By Anthony M. DeStefano
Newsday
NEW YORK — The number of stop-and-frisk encounters by New York City police dropped sharply in the first three months of the year, plummeting nearly 86 percent from the first quarter of 2013, according to NYPD statistics obtained by Newsday.
Police recorded 14,261 stops from Jan. 1 to March 31, compared with 99,788 in the same period of 2013.
In the face of reduced stops, police also have confiscated 68 percent fewer weapons in the quarter when compared with the same period a year earlier.
Stops increased 14 percent under new NYPD Commissioner William Bratton, who has made reform of the contested practice a key part of his agenda, compared with the final quarter of predecessor Ray Kelly’s tenure, when the department recorded 12,495 stops.
Bratton recently said that even with the decline in stops from a year earlier, crime has continued to fall, including homicides. Serious crimes were down 2.2 percent in the first three months of 2014 from the year-earlier period.
“My belief is the significant reduction in stop, question and frisk activity on the part of members of the department has not had an impact on crime, and the crime numbers continue to remain low, very low by national standards, and even low by New York standards,” Bratton said in a news conference last week when asked about crime trends.

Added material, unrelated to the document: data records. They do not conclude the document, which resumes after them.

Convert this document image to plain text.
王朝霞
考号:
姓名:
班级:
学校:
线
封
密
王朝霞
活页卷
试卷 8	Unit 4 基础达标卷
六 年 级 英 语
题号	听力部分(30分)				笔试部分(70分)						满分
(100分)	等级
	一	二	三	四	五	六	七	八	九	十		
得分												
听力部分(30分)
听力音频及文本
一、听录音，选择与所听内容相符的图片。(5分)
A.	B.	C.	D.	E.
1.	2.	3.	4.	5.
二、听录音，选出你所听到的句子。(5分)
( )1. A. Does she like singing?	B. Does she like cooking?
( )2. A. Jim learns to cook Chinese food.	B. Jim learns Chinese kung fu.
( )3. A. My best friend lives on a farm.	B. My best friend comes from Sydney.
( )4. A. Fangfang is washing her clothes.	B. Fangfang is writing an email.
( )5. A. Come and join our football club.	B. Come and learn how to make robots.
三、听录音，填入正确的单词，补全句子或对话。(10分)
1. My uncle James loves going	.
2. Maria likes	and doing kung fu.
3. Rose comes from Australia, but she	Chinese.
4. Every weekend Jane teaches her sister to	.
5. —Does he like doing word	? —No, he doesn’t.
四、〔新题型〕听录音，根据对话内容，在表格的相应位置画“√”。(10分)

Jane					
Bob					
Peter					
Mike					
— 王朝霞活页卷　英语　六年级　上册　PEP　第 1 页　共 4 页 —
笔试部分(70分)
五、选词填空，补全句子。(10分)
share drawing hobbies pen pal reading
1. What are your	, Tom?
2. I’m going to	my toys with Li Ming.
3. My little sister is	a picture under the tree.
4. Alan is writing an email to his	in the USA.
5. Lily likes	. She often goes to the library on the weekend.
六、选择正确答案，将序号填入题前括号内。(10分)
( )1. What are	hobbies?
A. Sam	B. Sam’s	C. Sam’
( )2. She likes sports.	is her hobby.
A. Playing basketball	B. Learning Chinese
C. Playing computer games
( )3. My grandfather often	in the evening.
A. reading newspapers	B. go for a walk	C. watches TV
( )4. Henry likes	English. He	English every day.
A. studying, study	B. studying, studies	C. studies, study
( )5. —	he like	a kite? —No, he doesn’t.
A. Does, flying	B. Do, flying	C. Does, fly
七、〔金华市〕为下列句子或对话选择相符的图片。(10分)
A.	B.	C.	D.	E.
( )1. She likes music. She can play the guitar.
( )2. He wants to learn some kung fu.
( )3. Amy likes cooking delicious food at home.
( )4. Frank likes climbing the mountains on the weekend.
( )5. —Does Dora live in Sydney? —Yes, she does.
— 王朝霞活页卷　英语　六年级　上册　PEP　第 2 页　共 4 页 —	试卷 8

But at a time when stops and crime rate have been trending lower, shooting incidents have increased in New York, rising by 2.7 percent this year through Sunday, NYPD data show.
“The bad guys know the cops are not going to stop them,” former NYPD Detective Sgt. Joseph Giacalone, who now lectures on police tactics, said about gang members carrying weapons.
Since 2011, when police recorded 686,000 stops, the activity has declined sharply in the face of increased public criticism and a federal lawsuit over the constitutionality of the practice. That lawsuit was settled earlier this year.
It was in 2012 when Kelly directed the executive officers of each precinct to personally audit stop-and-frisk activity to assure quality of police action. Stops declined in almost every quarter since the beginning of 2012 and dipped to 191,588 last year.
Criminologists have said that the NYPD under Kelly relied on increased stops, particularly in crime hot spots, to help keep crime down as the size of the department shrank. But the increase in stops led to charges of racial profiling, which the police department always denied.
The latest stop-and-frisk data showed that the racial and ethnic breakdown of the subjects of stops has remained close to historic averages, with black and Hispanic individuals making up 83 percent of those stopped; whites 12 percent; and Asians 5 percent.